Covered and Uncovered Interest Rate Parity

Reading 14, Q#5 of CFAI, page 592.

I understand that:

  1. Covered Interest rate parity (CIRP) = spot rate* ( 1+ Rc(n/360))/ ( 1+ Rb(n/360))= Forward rate –
  2. Uncovered Interest rate parity (UIRP)= spot rate* ( 1+ Rc(n/360))/ ( 1+ Rb(n/360))= Expected Future Spot .

Now I am breaking down explanation for my understanding:

  1. By arranging the terms of the equation defining interest rate parity- I am fine with this.
  2. And assuming that uncovered interest rate parity is in effect – From this sentence I can understand that uncovered not bound by arbitrage, although scenario says that covered and uncovered are in effect but I am unable to understand context of this sentence in explanation?
  3. The forward exchange rate is equal to the expected future spot exchange rate , Ff/d = Sef/d with the expected percentage change in the spot rate equal to the interest rate differential – I believe it is just elaboration of CIRP formula.
  4. Thus, the forward exchange rate is an unbiased forecast of the future spot exchange rate- I believe conclusion but unable to understand.

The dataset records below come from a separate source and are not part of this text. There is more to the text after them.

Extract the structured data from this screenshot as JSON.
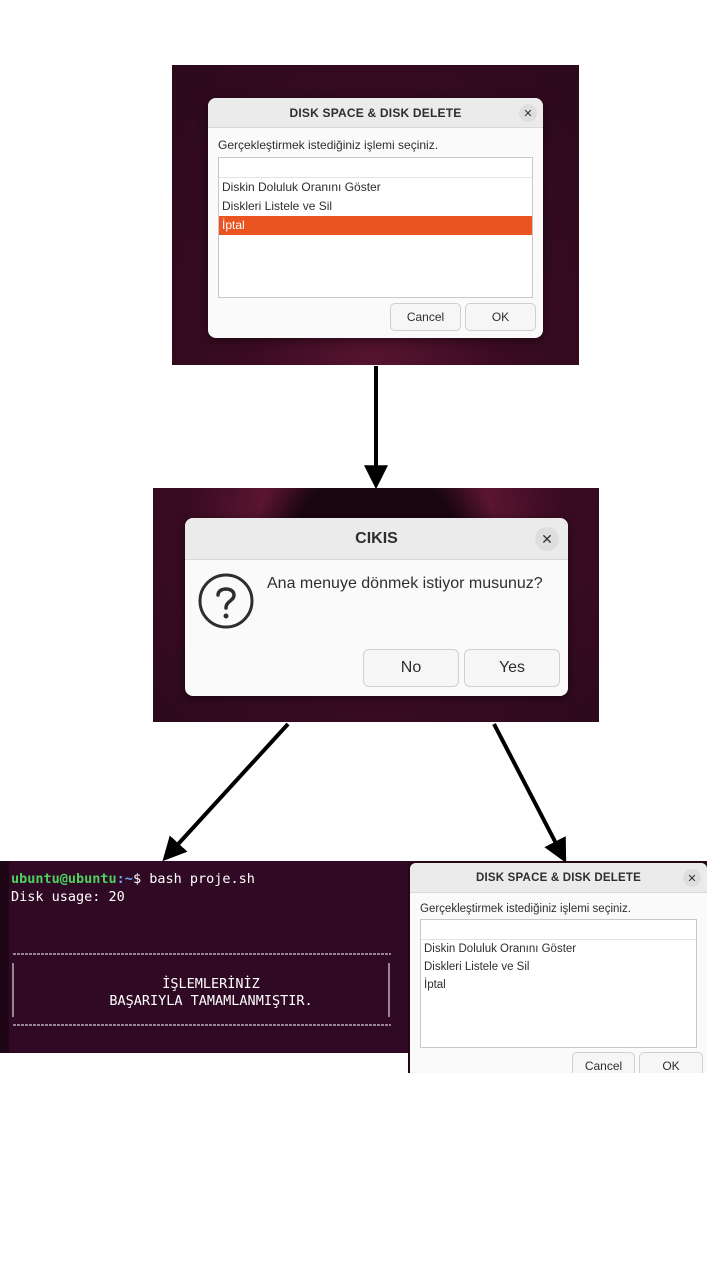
{
  "dialog1": {
    "title": "DISK SPACE & DISK DELETE",
    "prompt": "Gerçekleştirmek istediğiniz işlemi seçiniz.",
    "items": [
      "Diskin Doluluk Oranını Göster",
      "Diskleri Listele ve Sil",
      "İptal"
    ],
    "selected_index": 2,
    "cancel_label": "Cancel",
    "ok_label": "OK"
  },
  "dialog2": {
    "title": "CIKIS",
    "question": "Ana menuye dönmek istiyor musunuz?",
    "no_label": "No",
    "yes_label": "Yes"
  },
  "terminal": {
    "user_host": "ubuntu@ubuntu",
    "path": ":~",
    "prompt_symbol": "$",
    "command": " bash proje.sh",
    "output_line": "Disk usage: 20",
    "message_line1": "İŞLEMLERİNİZ",
    "message_line2": "BAŞARIYLA TAMAMLANMIŞTIR."
  },
  "dialog3": {
    "title": "DISK SPACE & DISK DELETE",
    "prompt": "Gerçekleştirmek istediğiniz işlemi seçiniz.",
    "items": [
      "Diskin Doluluk Oranını Göster",
      "Diskleri Listele ve Sil",
      "İptal"
    ],
    "cancel_label": "Cancel",
    "ok_label": "OK"
  },
  "colors": {
    "accent": "#e95420",
    "terminal_bg": "#300a24",
    "desktop_bg": "#2c0a1c"
  },
  "icons": [
    "close-icon",
    "question-icon",
    "arrow-down-icon"
  ]
}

I’m intrigued by the idea of what your fingers were thinking when they typed “spo_ r _t rate” instead of “spot rate”.

When we say that a statistic is an unbiased estimator of a parameter, we mean that the expected value of the statistic is the same as the value of the parameter. (For example, the variance of a sample from a population is an unbiased estimator of the variance of the population; the reason we divide the sample variance by n – 1 instead of dividing by n is that dividing by n would give a biased estimate (too small), while dividing by n – 1 gives an unbiased estimate.)

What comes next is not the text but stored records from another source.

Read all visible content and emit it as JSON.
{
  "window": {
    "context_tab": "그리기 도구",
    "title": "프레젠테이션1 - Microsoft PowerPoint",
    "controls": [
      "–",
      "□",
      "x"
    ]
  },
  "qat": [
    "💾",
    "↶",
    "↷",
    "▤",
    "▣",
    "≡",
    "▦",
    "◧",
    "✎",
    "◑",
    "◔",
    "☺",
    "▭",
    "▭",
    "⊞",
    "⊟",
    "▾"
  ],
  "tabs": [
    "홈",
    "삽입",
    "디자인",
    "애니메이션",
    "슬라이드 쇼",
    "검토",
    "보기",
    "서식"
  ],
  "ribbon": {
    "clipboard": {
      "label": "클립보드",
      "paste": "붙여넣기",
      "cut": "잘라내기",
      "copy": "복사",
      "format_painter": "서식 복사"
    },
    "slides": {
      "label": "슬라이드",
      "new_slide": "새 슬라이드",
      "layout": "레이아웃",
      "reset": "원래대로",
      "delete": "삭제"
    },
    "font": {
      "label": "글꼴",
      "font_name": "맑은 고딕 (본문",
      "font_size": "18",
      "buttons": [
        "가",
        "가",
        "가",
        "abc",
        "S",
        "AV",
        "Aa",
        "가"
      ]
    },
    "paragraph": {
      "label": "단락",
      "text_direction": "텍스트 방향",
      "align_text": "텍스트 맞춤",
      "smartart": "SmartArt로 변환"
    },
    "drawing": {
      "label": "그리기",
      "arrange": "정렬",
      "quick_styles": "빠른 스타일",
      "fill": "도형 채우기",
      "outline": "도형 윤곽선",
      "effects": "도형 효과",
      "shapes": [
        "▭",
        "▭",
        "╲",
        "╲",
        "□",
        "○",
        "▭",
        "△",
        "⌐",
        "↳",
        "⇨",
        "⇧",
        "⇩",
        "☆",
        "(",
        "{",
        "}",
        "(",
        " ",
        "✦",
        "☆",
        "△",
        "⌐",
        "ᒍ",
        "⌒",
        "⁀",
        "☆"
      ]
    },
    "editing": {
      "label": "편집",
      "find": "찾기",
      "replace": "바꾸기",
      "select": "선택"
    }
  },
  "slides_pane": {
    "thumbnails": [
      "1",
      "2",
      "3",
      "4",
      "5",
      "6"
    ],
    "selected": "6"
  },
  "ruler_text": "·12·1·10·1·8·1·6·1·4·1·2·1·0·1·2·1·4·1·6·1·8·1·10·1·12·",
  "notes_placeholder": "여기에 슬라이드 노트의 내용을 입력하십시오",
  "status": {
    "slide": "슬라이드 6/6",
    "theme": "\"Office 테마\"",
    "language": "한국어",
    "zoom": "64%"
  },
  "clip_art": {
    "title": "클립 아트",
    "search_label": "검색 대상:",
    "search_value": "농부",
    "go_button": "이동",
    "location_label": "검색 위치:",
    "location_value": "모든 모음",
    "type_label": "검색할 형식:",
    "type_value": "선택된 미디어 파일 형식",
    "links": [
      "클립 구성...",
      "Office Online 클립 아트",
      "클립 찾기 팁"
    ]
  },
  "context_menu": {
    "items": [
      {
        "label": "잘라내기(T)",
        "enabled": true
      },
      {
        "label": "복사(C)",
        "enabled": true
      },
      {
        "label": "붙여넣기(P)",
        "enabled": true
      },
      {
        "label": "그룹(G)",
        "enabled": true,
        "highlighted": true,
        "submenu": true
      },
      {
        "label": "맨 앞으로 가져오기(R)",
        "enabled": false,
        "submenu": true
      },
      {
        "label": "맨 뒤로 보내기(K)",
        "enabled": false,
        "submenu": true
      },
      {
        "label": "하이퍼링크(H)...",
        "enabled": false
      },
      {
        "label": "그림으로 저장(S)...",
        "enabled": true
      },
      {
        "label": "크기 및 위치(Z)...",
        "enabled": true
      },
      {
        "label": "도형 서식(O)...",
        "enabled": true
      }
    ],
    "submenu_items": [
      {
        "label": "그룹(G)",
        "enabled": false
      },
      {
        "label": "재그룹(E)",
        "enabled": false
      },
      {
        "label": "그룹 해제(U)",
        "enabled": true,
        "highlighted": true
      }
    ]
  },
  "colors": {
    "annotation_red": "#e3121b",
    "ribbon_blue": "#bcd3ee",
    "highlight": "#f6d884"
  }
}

Similarly, a forecast is unbiased if its value is the expected value of the quantity it’s forecasting. Here, the forward rate is an unbiased estimate of the future spot rate. The forward rate applicable to covered interest rate parity is an unbiased estimate of the future spot rate, assuming that interest rate parity holds; it may, or it may not. Covered interest rate parity ensures the future spot rate; uncovered interest rate parity crosses its fingers, closes its eyes, and hopes really, really hard.

S2000magician thank you for explanation. I have change sport lol. :slight_smile:

My pleasure.

The differene between expected future spot rate and forward rate explains the difference between Uncovered parity and Covered parity .In covered parity The interest rate differential is at the equilibrium leve to the exhange rate differential . Where as in the uncovered parity the expected future spot rate is opened .

edupristine thank you, S2000magician can you elaborate this?

Elaborate in what way?

Covered interest rate parity means that the future exchange rate is ensured (i.e., has to be a specific value) because there will be arbitrage opportunities if it should deviate from that value. I wrote an article that may be of some help in this: http://financialexamhelp123.com/covered-interest-rate-parity-irp-pricing-currency-forwards/.

Uncovered interest rate parity says that we expect that the future exchange rate will be this value because of certain forces (risk-free rates on the currencies in question) that tend to force exchange rates to specified values. However, without securities (i.e., forward contracts) that insist on a particular value, those forces may not operate as hoped, and the actual future exchange rate may deviate from our expectation. This is the basis of carry trade: we imagine that exchange rates aren’t going to move as much as interest rate parity suggests that they should, and try to make money accordingly.